'Mandela' elevated by greatness of its subject
Mandela: Long Walk to Freedom is a conventional biopic made anything but conventional by the magnitude of its subject's life and accomplishments, and by Idris Elba's imposing performance in the title role.
Nelson Mandela, who died three weeks ago and whose autobiography served as the basis for the film, spent 27 years in prison for his efforts to break South Africa's apartheid rule, before being released and winning election as the country's first black president.
From a childhood in a Thembu village to law school in Johannesburg to a position in the leadership of the African National Congress, an activist organization dedicated to ending the minority government and its repressive agendas, Mandela proved himself a man of vision and purpose.
Written by William Nicholson and directed by Justin Chadwick (whose 2010 film, The First Grader, told the true story of an 84-year-old Kenyan who enrolled in elementary school when the government passed a universal education act), Mandela: Long Walk to Freedom hits the milestones along the path. A charismatic orator, Mandela was recruited by ANC freedom fighters and participated in the historic 1943 Johannesburg bus boycott; in the wake of police shootings of unarmed blacks - including women and children - he trained with paramilitary groups and led resistance missions.
The film provides a glimpse of Mandela's increasingly unhappy first marriage, and his courtship and marriage to a social worker, Winnie Madikizela (Naomie Harris - fierce and fiery). Politicized by her involvement with Mandela and his ANC brethren, Winnie became a key figure in the anti-apartheid movement; and, as the years of Mandela's imprisonment ticked away, less a figure in his life.
The visit to the island prison by his 16-year-old daughter - only now allowed to see her father for the first time since infancy - is powerful. It's a reminder of the cruel isolation, the stolen moments, he experienced. Elba plays Mandela from 23 to 76, and his portrayal has grace and gravitas.
If subtleties have been lost, true-life characters conflated, facts reconfigured or forgotten, the most important aspect of the film remains: Mandela's towering sense of purpose and resolve, his ability to forgive, to forge consensus, to lead.
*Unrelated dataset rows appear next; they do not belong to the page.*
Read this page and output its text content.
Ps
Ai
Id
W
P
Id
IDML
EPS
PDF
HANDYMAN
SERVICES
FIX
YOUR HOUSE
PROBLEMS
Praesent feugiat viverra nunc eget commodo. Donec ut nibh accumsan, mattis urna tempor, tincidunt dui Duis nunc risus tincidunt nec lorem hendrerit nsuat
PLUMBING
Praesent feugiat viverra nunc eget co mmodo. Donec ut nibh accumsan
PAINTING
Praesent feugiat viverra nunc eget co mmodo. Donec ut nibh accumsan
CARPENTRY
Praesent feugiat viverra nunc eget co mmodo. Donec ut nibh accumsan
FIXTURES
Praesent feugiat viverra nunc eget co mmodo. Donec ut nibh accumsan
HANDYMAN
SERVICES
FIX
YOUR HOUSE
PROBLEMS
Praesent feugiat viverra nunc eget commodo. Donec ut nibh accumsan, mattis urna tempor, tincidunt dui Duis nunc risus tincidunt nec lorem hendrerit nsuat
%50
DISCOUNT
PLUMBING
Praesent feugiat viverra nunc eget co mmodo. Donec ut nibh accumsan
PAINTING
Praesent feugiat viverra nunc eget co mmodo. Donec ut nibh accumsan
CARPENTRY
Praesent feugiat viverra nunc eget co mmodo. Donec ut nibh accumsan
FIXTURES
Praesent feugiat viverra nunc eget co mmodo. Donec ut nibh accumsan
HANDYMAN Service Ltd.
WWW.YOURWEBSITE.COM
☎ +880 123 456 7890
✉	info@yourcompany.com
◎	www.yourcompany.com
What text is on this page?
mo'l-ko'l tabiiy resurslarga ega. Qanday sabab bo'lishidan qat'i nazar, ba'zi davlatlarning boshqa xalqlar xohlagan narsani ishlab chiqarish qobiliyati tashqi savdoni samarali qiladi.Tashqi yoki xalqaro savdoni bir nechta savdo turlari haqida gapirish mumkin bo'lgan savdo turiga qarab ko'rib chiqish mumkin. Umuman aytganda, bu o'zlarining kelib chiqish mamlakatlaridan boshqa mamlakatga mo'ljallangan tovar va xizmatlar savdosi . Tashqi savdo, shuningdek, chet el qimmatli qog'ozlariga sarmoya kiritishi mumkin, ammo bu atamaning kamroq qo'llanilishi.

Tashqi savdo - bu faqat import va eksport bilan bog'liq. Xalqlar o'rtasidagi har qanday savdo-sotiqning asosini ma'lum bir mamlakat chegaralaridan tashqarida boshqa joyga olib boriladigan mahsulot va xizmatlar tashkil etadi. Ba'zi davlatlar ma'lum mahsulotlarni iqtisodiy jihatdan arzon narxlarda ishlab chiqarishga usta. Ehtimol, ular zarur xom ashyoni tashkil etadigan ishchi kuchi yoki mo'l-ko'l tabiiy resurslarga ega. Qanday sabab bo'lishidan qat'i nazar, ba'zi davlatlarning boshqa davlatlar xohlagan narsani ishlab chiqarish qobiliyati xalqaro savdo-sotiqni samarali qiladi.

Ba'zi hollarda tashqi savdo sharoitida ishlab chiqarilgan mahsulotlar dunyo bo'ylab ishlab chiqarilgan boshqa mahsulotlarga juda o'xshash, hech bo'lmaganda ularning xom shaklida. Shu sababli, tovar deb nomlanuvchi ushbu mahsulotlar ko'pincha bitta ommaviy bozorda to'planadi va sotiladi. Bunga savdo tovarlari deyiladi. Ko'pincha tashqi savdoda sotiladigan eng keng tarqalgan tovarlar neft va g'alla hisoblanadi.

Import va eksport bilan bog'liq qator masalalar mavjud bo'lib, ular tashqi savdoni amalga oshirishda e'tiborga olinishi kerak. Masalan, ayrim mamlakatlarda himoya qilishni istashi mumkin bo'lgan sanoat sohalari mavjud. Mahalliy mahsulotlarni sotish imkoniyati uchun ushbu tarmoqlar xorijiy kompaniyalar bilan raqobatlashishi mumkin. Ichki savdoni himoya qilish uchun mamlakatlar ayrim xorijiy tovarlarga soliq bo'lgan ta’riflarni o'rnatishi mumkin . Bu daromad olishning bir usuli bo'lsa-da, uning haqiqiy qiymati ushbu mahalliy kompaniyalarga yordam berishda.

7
Elba has no difficulty making us believe that this man was capable of all that - and more.
Mandela: Long Walk to Freedom
*** (Out of four stars)
Directed by Justin Chadwick. With Idris Elba, Naomie Harris, and Terry Pheto. Distributed by the Weinstein Co.
Running time: 2 hours, 19 mins.
Parent's guide: PG-13 (violence, nudity, profanity, adult themes)
Playing at: Opens Wednesday at area theaters.